For a few short days it looked possible that European Parliament President Roberta Metsola would switch the crowded corridors of the WEISS building to the ambience of Auberge de Castille.
National elections are approaching fast in Malta (March 2027) and for many reasons, Roberta Metsola seemed to be the best choice for the Nationalist Party to face current Prime Minister Robert Abela.
Right now, the Labour Party is well ahead of Metsola’s PN (51.6 percent vs 42.8 percent, though some polls put the difference even higher at 14 points), thus the party is in dire need of someone, who was “accepted by most factions within the party, her track record and policies have been resounding”.
Metsola is popular with the voters, as well – though she lost a significant portion of her supporters lately: now about 28 percent of all Maltese voters would love to see her at the most important political position of the country, down from 33 percent in October 2023.
Angering many within the party, on June 14 Metsola announced that she was not running for the post of PN leader as she ‘couldn’t abandon’ her role as EP president. She said, ‘Over the past days I tried to find a formula through which I can help the Party in the best possible way, while also fulfilling my duty responsibly as President of the European Parliament, a commitment I cannot abandon halfway’ … ‘I’m more than willing than ever to support the new Leader in any way and role where I am called to serve, so that we strengthen the party, win the election, and save our country’.
Metsola might have adhered to the old wisdom of ‘a bird in the hand is better than two birds in the bush’, but maybe other factors were at play, as well.
Though Metsola (and her fanbase) like to emphasize her role in reforming Parliament’s anti-corruption procedures, the two greatest scandals of the institution happened during her tenure. (Coinciding with the sudden drop of her popularity.)
Both Qatargate and Huaweigate rocked the EU’s supposedly most democratic institution – and both could have been avoided if Metsola (and the EPP behind her) had been doing more than simply paying lip service to the fight against corruption.
After Huaweigate, Metsola tried damage control by declaring that she couldn’t ‘allow allegations against a few individuals to tarnish the work of hundreds of others’ – but nothing significant was done except for the suspension of Huawei lobbyists’s access to the Parliament’s premises.
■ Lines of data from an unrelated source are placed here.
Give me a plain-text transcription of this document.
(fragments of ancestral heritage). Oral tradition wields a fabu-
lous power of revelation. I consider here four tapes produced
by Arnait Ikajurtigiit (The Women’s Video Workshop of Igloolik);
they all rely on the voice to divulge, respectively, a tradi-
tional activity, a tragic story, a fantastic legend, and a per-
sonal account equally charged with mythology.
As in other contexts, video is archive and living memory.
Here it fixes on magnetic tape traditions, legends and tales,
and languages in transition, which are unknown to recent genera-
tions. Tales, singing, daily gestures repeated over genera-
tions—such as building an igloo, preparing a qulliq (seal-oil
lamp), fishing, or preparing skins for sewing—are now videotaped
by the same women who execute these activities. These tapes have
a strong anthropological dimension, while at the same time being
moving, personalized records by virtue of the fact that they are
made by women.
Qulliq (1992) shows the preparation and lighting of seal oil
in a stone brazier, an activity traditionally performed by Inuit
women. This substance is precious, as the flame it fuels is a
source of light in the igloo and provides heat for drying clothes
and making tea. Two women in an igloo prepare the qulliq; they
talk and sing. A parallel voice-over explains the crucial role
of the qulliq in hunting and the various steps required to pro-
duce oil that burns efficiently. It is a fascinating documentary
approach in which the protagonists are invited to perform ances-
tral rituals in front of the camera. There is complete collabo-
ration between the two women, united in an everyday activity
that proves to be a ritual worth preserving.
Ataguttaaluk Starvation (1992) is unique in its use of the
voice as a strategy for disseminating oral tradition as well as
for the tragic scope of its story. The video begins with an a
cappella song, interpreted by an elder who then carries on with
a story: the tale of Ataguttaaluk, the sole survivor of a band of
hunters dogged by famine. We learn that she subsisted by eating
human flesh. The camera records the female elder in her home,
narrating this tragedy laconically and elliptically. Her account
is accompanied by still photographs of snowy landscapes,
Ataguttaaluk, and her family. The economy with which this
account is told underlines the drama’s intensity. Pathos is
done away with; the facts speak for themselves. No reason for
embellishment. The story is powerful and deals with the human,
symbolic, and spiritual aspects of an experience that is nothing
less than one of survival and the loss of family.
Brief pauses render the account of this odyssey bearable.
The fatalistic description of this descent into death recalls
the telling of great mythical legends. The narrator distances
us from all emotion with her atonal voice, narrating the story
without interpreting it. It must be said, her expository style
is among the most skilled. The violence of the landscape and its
Furthermore, she pointed at the reforms implemented after the 2022 Qatargate, claiming that those measures greatly enhanced the Parliament’s ability to detect such issues more promptly.
More scandals are to follow without doubt since most initiatives are accepted only in a watered-down version and also, because the EPP actively hindered the establishment of a new control-slash-ethics body.
If that wouldn’t have been enough, Metsola’s own fame was tarnished as well when journalists exposed her husband’s lobbyist activity. Ukko Metsola is/was the top EU lobbyist for Royal Caribbean Group at the same time as the institution led by his wife tried to implement green reforms affecting the sector. Something that was apparently not against the chamber’s freshly established conflict-of-interest rules.
Thus, the Parliament’s anti-corruption measures are robust – as long as Roberta Metsola safeguards them with her presence, smoothing out differences before they could erupt.
No wonder the EPP is happy to see her sticking to the post.
MPs of the Nationalist Party aren’t this enthusiastic. Some claim that Metsola ‘snubbed the party in its hour of need’, others went even further, classifying her step as ‘betrayal’.
Something Metsola is well aware of, as she apologized in advance, still chose her ‘global responsibilities’ instead of her homeland.
Apparently, the EPP needs her more (to hold the European Parliament’s fictional leash) than the Nationalist Party.